Reading … Elisabeth’s Egan’s marvelous debut novel, A Window Opens, which I just finished last night.  This was my most-anticipated book of 2015 and I cannot wait to review it.  The book comes out at the end of August and I highly recommend it.  You can pre-order A Window Opens now!

Watching … Playoff hockey, of the U12 and Squirt variety.  Grace’s team won their league championship and Whit’s been in playoffs too.  At Grace’s finals, pictured above, the teams lined up, faced the flag, and stood in silence while the national anthem played.  I did not know there would be such ceremony and it brought tears to my eyes.

Cooking … The recipes Grace chose from an entire flight watching Ina Garten on the Food Network.  Rice Krispie treats in the shape of Easter eggs, salad dressing, pasta primavera.  Yum!

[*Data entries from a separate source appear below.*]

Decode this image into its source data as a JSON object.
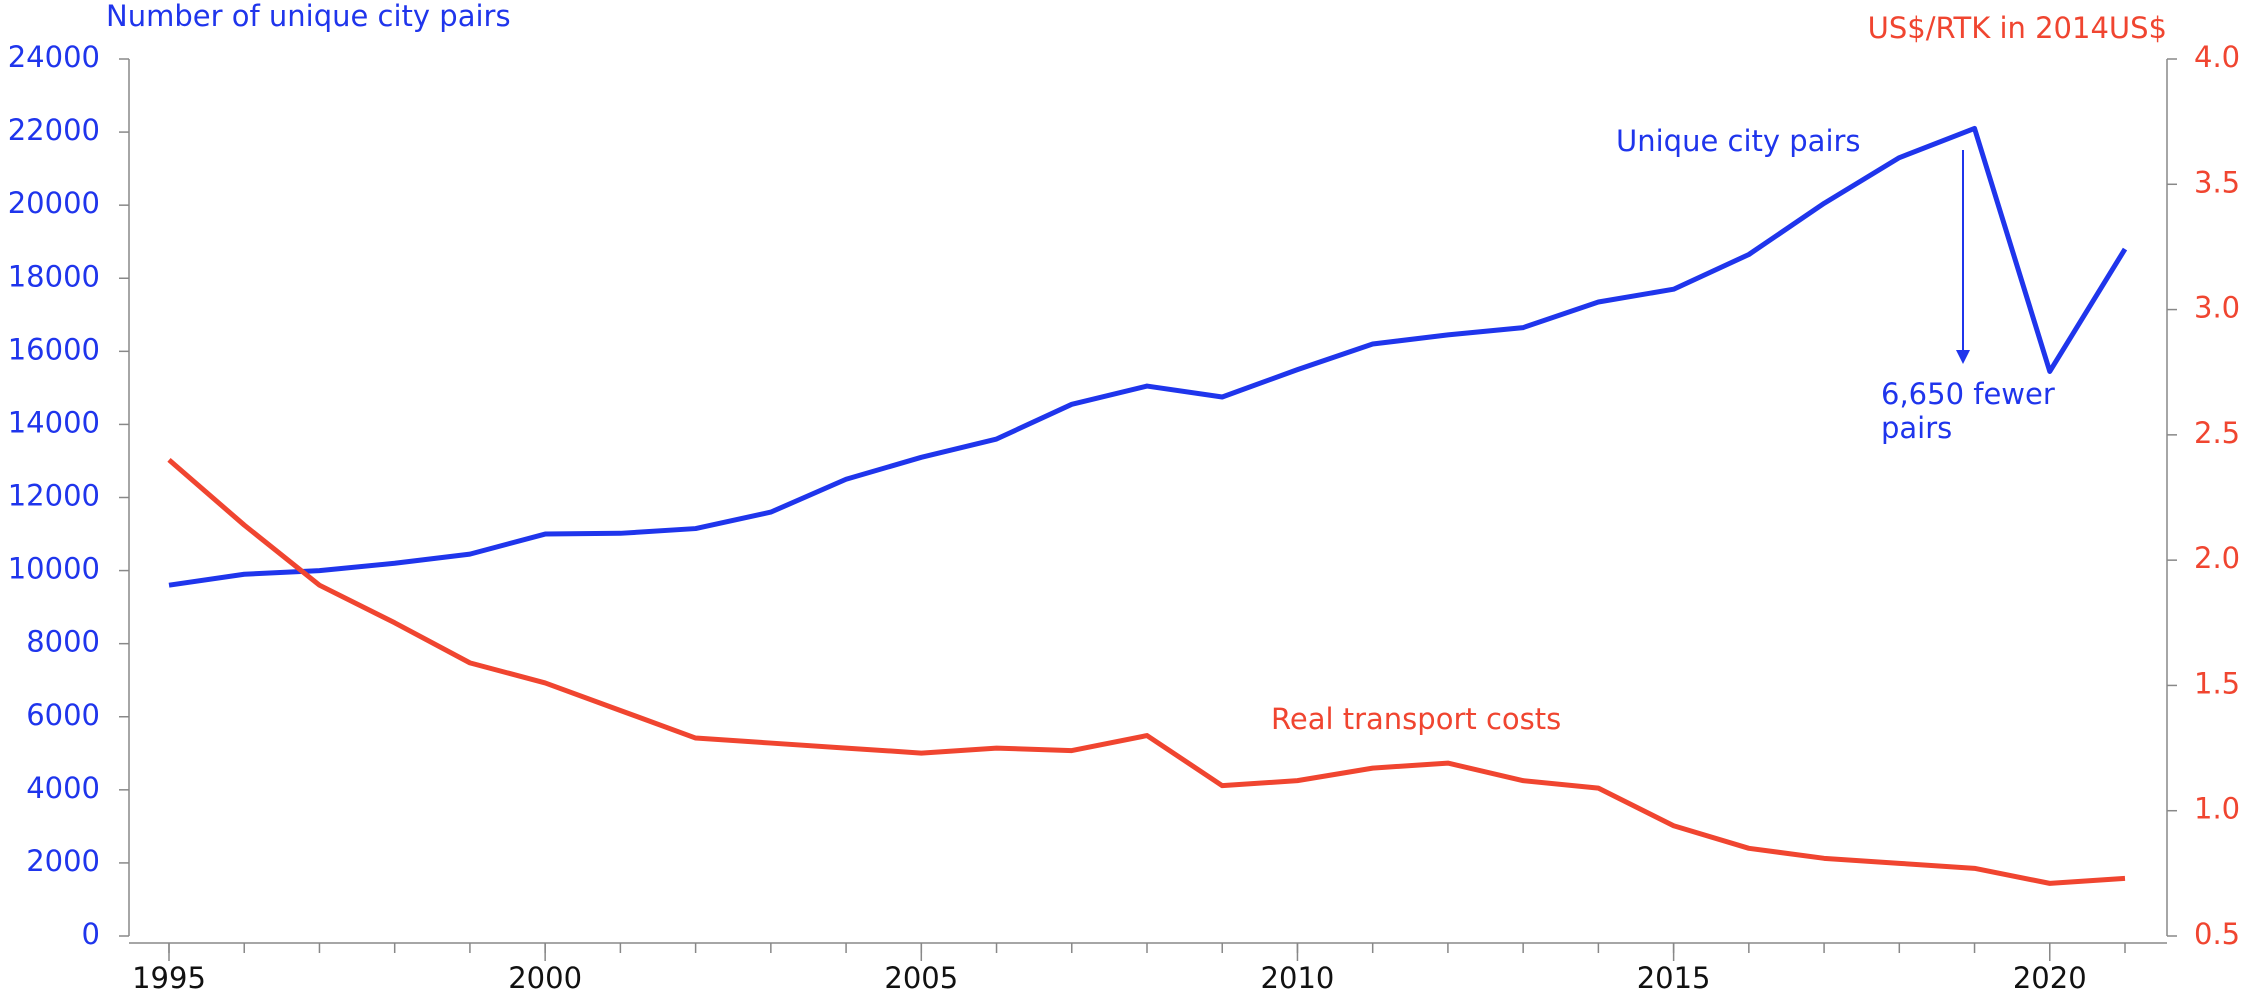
{
  "chart_data": {
    "type": "line",
    "y_label": "Number of unique city pairs",
    "y2_label": "US$/RTK in 2014US$",
    "x": [
      1995,
      1996,
      1997,
      1998,
      1999,
      2000,
      2001,
      2002,
      2003,
      2004,
      2005,
      2006,
      2007,
      2008,
      2009,
      2010,
      2011,
      2012,
      2013,
      2014,
      2015,
      2016,
      2017,
      2018,
      2019,
      2020,
      2021
    ],
    "xlim": [
      1995,
      2021
    ],
    "xticks": [
      1995,
      2000,
      2005,
      2010,
      2015,
      2020
    ],
    "ylim": [
      0,
      24000
    ],
    "yticks": [
      0,
      2000,
      4000,
      6000,
      8000,
      10000,
      12000,
      14000,
      16000,
      18000,
      20000,
      22000,
      24000
    ],
    "y2lim": [
      0.5,
      4.0
    ],
    "y2ticks": [
      0.5,
      {
        "value": 1.0,
        "label": "1.0"
      },
      1.5,
      {
        "value": 2.0,
        "label": "2.0"
      },
      2.5,
      {
        "value": 3.0,
        "label": "3.0"
      },
      3.5,
      {
        "value": 4.0,
        "label": "4.0"
      }
    ],
    "series": [
      {
        "name": "Unique city pairs",
        "color": "#1f35ec",
        "axis": "y",
        "values": [
          9600,
          9900,
          10000,
          10200,
          10450,
          11000,
          11020,
          11150,
          11600,
          12500,
          13100,
          13600,
          14550,
          15050,
          14750,
          15500,
          16200,
          16450,
          16650,
          17350,
          17700,
          18650,
          20050,
          21300,
          22100,
          15450,
          18800
        ]
      },
      {
        "name": "Real transport costs",
        "color": "#f04530",
        "axis": "y2",
        "values": [
          2.4,
          2.14,
          1.9,
          1.75,
          1.59,
          1.51,
          1.4,
          1.29,
          1.27,
          1.25,
          1.23,
          1.25,
          1.24,
          1.3,
          1.1,
          1.12,
          1.17,
          1.19,
          1.12,
          1.09,
          0.94,
          0.85,
          0.81,
          0.79,
          0.77,
          0.71,
          0.73
        ]
      }
    ],
    "annotations": [
      {
        "lines": [
          "6,650 fewer",
          "pairs"
        ]
      }
    ]
  }
}
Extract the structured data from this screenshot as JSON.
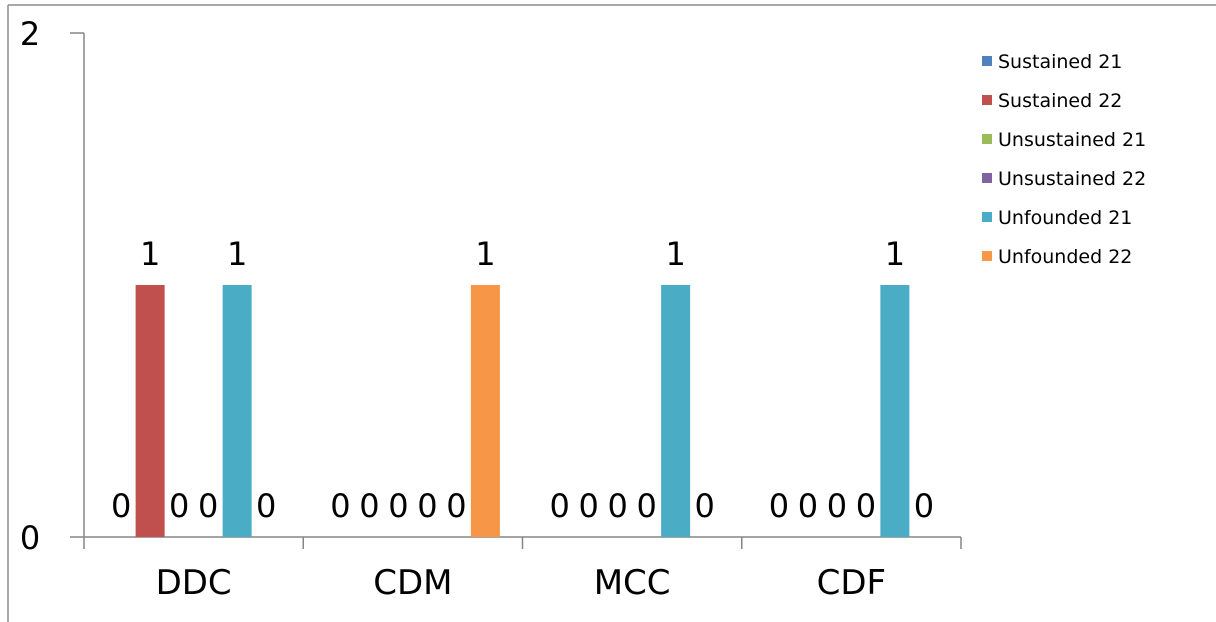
{
  "chart_data": {
    "type": "bar",
    "title": "",
    "xlabel": "",
    "ylabel": "",
    "categories": [
      "DDC",
      "CDM",
      "MCC",
      "CDF"
    ],
    "series": [
      {
        "name": "Sustained 21",
        "color": "#4F81BD",
        "values": [
          0,
          0,
          0,
          0
        ]
      },
      {
        "name": "Sustained 22",
        "color": "#C0504D",
        "values": [
          1,
          0,
          0,
          0
        ]
      },
      {
        "name": "Unsustained 21",
        "color": "#9BBB59",
        "values": [
          0,
          0,
          0,
          0
        ]
      },
      {
        "name": "Unsustained 22",
        "color": "#8064A2",
        "values": [
          0,
          0,
          0,
          0
        ]
      },
      {
        "name": "Unfounded 21",
        "color": "#4BACC6",
        "values": [
          1,
          0,
          1,
          1
        ]
      },
      {
        "name": "Unfounded 22",
        "color": "#F79646",
        "values": [
          0,
          1,
          0,
          0
        ]
      }
    ],
    "ylim": [
      0,
      2
    ],
    "yticks": [
      "0",
      "2"
    ],
    "grid": false,
    "legend_position": "right",
    "data_labels": true
  }
}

Noticing … That though there are still piles of snow everywhere the birds are undeniably singing and the light is changing quality.  As I get older I’m more and more aware of the earth’s rotation, in so many different ways.

Drinking … Turmeric & ginger tea.  Probably because it’s still pretty cold, I’m still drawn to hot tea.

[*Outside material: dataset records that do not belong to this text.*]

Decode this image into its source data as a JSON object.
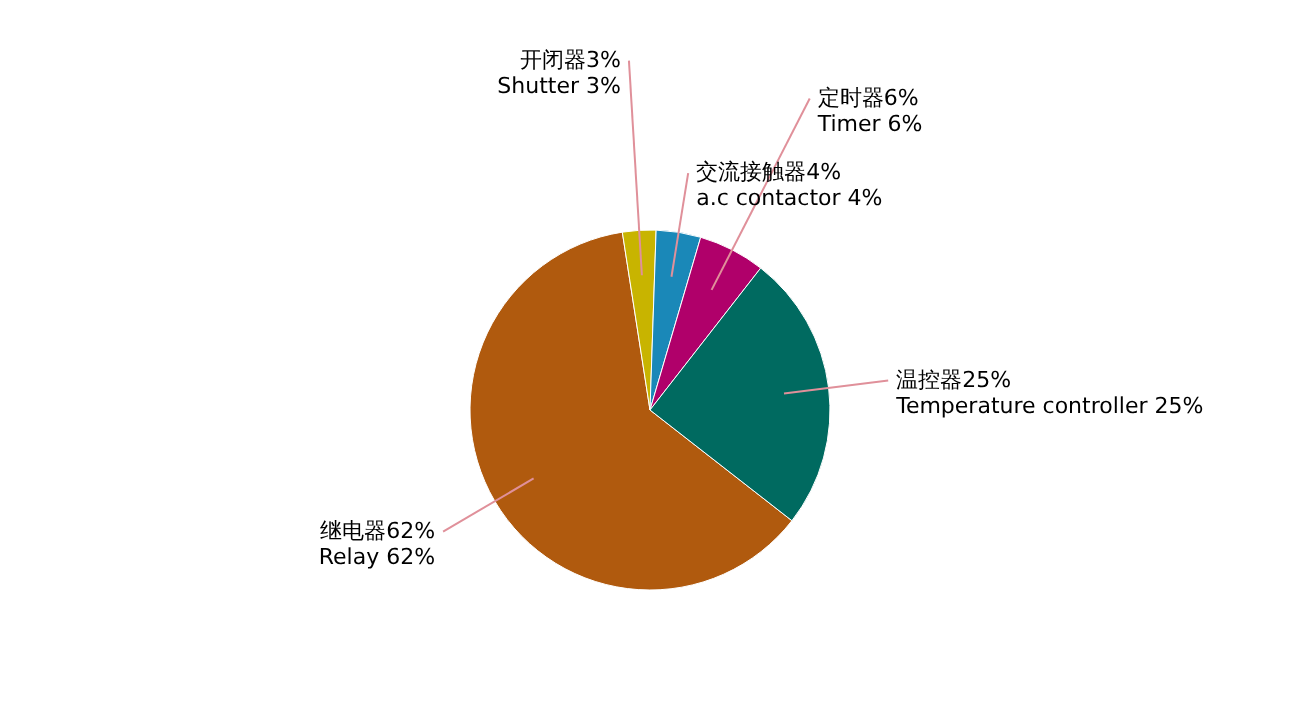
{
  "chart_data": {
    "type": "pie",
    "categories": [
      "继电器62%\nRelay 62%",
      "开闭器3%\nShutter 3%",
      "交流接触器4%\na.c contactor  4%",
      "定时器6%\nTimer 6%",
      "温控器25%\nTemperature controller 25%"
    ],
    "values": [
      62,
      3,
      4,
      6,
      25
    ],
    "colors": [
      "#b05a0e",
      "#c8b400",
      "#1a88b8",
      "#b0006a",
      "#006a60"
    ]
  }
}
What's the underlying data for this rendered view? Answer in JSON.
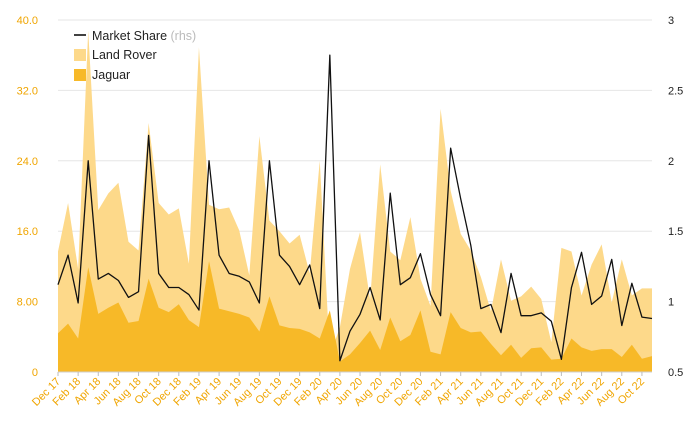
{
  "colors": {
    "land_rover": "#fdd98a",
    "jaguar": "#f7b928",
    "market_share": "#111111",
    "grid": "#e6e6e6",
    "axis_text": "#f0a500",
    "axis_text_right": "#222222",
    "legend_rhs": "#bbbbbb"
  },
  "chart_data": {
    "type": "area",
    "legend": {
      "items": [
        {
          "label": "Market Share",
          "suffix": "(rhs)",
          "kind": "line"
        },
        {
          "label": "Land Rover",
          "kind": "area"
        },
        {
          "label": "Jaguar",
          "kind": "area"
        }
      ],
      "position": "top-left"
    },
    "y_left": {
      "ylim": [
        0,
        40
      ],
      "ticks": [
        0,
        8,
        16,
        24,
        32,
        40
      ],
      "tick_labels": [
        "0",
        "8.00",
        "16.0",
        "24.0",
        "32.0",
        "40.0"
      ]
    },
    "y_right": {
      "ylim": [
        0.5,
        3
      ],
      "ticks": [
        0.5,
        1,
        1.5,
        2,
        2.5,
        3
      ],
      "tick_labels": [
        "0.5",
        "1",
        "1.5",
        "2",
        "2.5",
        "3"
      ]
    },
    "x_tick_labels": [
      {
        "index": 0,
        "label": "Dec 17"
      },
      {
        "index": 2,
        "label": "Feb 18"
      },
      {
        "index": 4,
        "label": "Apr 18"
      },
      {
        "index": 6,
        "label": "Jun 18"
      },
      {
        "index": 8,
        "label": "Aug 18"
      },
      {
        "index": 10,
        "label": "Oct 18"
      },
      {
        "index": 12,
        "label": "Dec 18"
      },
      {
        "index": 14,
        "label": "Feb 19"
      },
      {
        "index": 16,
        "label": "Apr 19"
      },
      {
        "index": 18,
        "label": "Jun 19"
      },
      {
        "index": 20,
        "label": "Aug 19"
      },
      {
        "index": 22,
        "label": "Oct 19"
      },
      {
        "index": 24,
        "label": "Dec 19"
      },
      {
        "index": 26,
        "label": "Feb 20"
      },
      {
        "index": 28,
        "label": "Apr 20"
      },
      {
        "index": 30,
        "label": "Jun 20"
      },
      {
        "index": 32,
        "label": "Aug 20"
      },
      {
        "index": 34,
        "label": "Oct 20"
      },
      {
        "index": 36,
        "label": "Dec 20"
      },
      {
        "index": 38,
        "label": "Feb 21"
      },
      {
        "index": 40,
        "label": "Apr 21"
      },
      {
        "index": 42,
        "label": "Jun 21"
      },
      {
        "index": 44,
        "label": "Aug 21"
      },
      {
        "index": 46,
        "label": "Oct 21"
      },
      {
        "index": 48,
        "label": "Dec 21"
      },
      {
        "index": 50,
        "label": "Feb 22"
      },
      {
        "index": 52,
        "label": "Apr 22"
      },
      {
        "index": 54,
        "label": "Jun 22"
      },
      {
        "index": 56,
        "label": "Aug 22"
      },
      {
        "index": 58,
        "label": "Oct 22"
      }
    ],
    "months": [
      "Dec 17",
      "Jan 18",
      "Feb 18",
      "Mar 18",
      "Apr 18",
      "May 18",
      "Jun 18",
      "Jul 18",
      "Aug 18",
      "Sep 18",
      "Oct 18",
      "Nov 18",
      "Dec 18",
      "Jan 19",
      "Feb 19",
      "Mar 19",
      "Apr 19",
      "May 19",
      "Jun 19",
      "Jul 19",
      "Aug 19",
      "Sep 19",
      "Oct 19",
      "Nov 19",
      "Dec 19",
      "Jan 20",
      "Feb 20",
      "Mar 20",
      "Apr 20",
      "May 20",
      "Jun 20",
      "Jul 20",
      "Aug 20",
      "Sep 20",
      "Oct 20",
      "Nov 20",
      "Dec 20",
      "Jan 21",
      "Feb 21",
      "Mar 21",
      "Apr 21",
      "May 21",
      "Jun 21",
      "Jul 21",
      "Aug 21",
      "Sep 21",
      "Oct 21",
      "Nov 21",
      "Dec 21",
      "Jan 22",
      "Feb 22",
      "Mar 22",
      "Apr 22",
      "May 22",
      "Jun 22",
      "Jul 22",
      "Aug 22",
      "Sep 22",
      "Oct 22",
      "Nov 22"
    ],
    "series": [
      {
        "name": "Land Rover",
        "axis": "left",
        "values": [
          13.7,
          19.2,
          11.7,
          38.8,
          18.4,
          20.3,
          21.5,
          14.8,
          13.8,
          28.3,
          19.2,
          17.9,
          18.6,
          12.3,
          36.9,
          19.0,
          18.5,
          18.7,
          16.1,
          11.0,
          26.8,
          17.2,
          16.0,
          14.6,
          15.6,
          11.2,
          24.0,
          1.8,
          5.1,
          11.7,
          15.9,
          8.2,
          23.6,
          13.7,
          12.7,
          17.6,
          10.6,
          7.5,
          29.9,
          20.6,
          15.7,
          13.8,
          10.8,
          6.9,
          12.8,
          8.1,
          8.6,
          9.7,
          8.3,
          3.4,
          14.1,
          13.7,
          8.7,
          12.2,
          14.5,
          7.9,
          12.8,
          8.7,
          9.5,
          9.5
        ]
      },
      {
        "name": "Jaguar",
        "axis": "left",
        "values": [
          4.4,
          5.5,
          3.8,
          11.9,
          6.6,
          7.3,
          7.9,
          5.6,
          5.8,
          10.6,
          7.3,
          6.8,
          7.7,
          5.9,
          5.1,
          12.6,
          7.2,
          6.9,
          6.6,
          6.2,
          4.6,
          8.6,
          5.3,
          5.0,
          4.9,
          4.5,
          3.8,
          7.0,
          1.2,
          2.0,
          3.3,
          4.7,
          2.5,
          6.2,
          3.5,
          4.2,
          7.0,
          2.3,
          2.0,
          6.8,
          5.0,
          4.5,
          4.6,
          3.2,
          1.9,
          3.1,
          1.6,
          2.7,
          2.8,
          1.4,
          1.5,
          3.8,
          2.8,
          2.4,
          2.6,
          2.6,
          1.7,
          3.1,
          1.5,
          1.8
        ]
      },
      {
        "name": "Market Share",
        "axis": "right",
        "values": [
          1.12,
          1.33,
          0.99,
          2.0,
          1.16,
          1.2,
          1.15,
          1.03,
          1.07,
          2.18,
          1.2,
          1.1,
          1.1,
          1.05,
          0.94,
          2.0,
          1.33,
          1.2,
          1.18,
          1.14,
          0.99,
          2.0,
          1.33,
          1.25,
          1.12,
          1.26,
          0.95,
          2.75,
          0.58,
          0.79,
          0.91,
          1.1,
          0.87,
          1.77,
          1.12,
          1.17,
          1.34,
          1.05,
          0.9,
          2.09,
          1.73,
          1.4,
          0.95,
          0.98,
          0.78,
          1.2,
          0.9,
          0.9,
          0.92,
          0.86,
          0.59,
          1.1,
          1.35,
          0.98,
          1.04,
          1.3,
          0.83,
          1.13,
          0.89,
          0.88
        ]
      }
    ]
  }
}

Wondering … How it can possibly be April already.  February was a blur of work and snow for me, but still, somehow, I find myself startled that we’re already over a quarter into this year.

Loving … Having my sister and her girls in town in this weekend.  It was a wonderful reunion.  I wish we lived closer to each other.

Thinking about … Poetry.  You all know it’s my lingua franca, and right now Grace is doing a poetry unit at school.  I read her Ithaka (again) recently (and her response, “isn’t this the poem that that teacher you loved loved,” took my breath away because I did not realize we’d talked about the poem, and him, so clearly), and we’ve been discussing Billy Collins.  It makes me both cry and smile to have a child with whom I can have these conversations.

Missing … My grandmother.  For some reason that’s not entirely logical, Easter always makes me miss my Nana, my mother’s mother.  I recall it as her most favorite holiday, and certainly think of her as the most religious of my grandparents, so I know she was moved by this deeply holy, somewhat somber moment in the Christian calendar.

What does right now look like for you?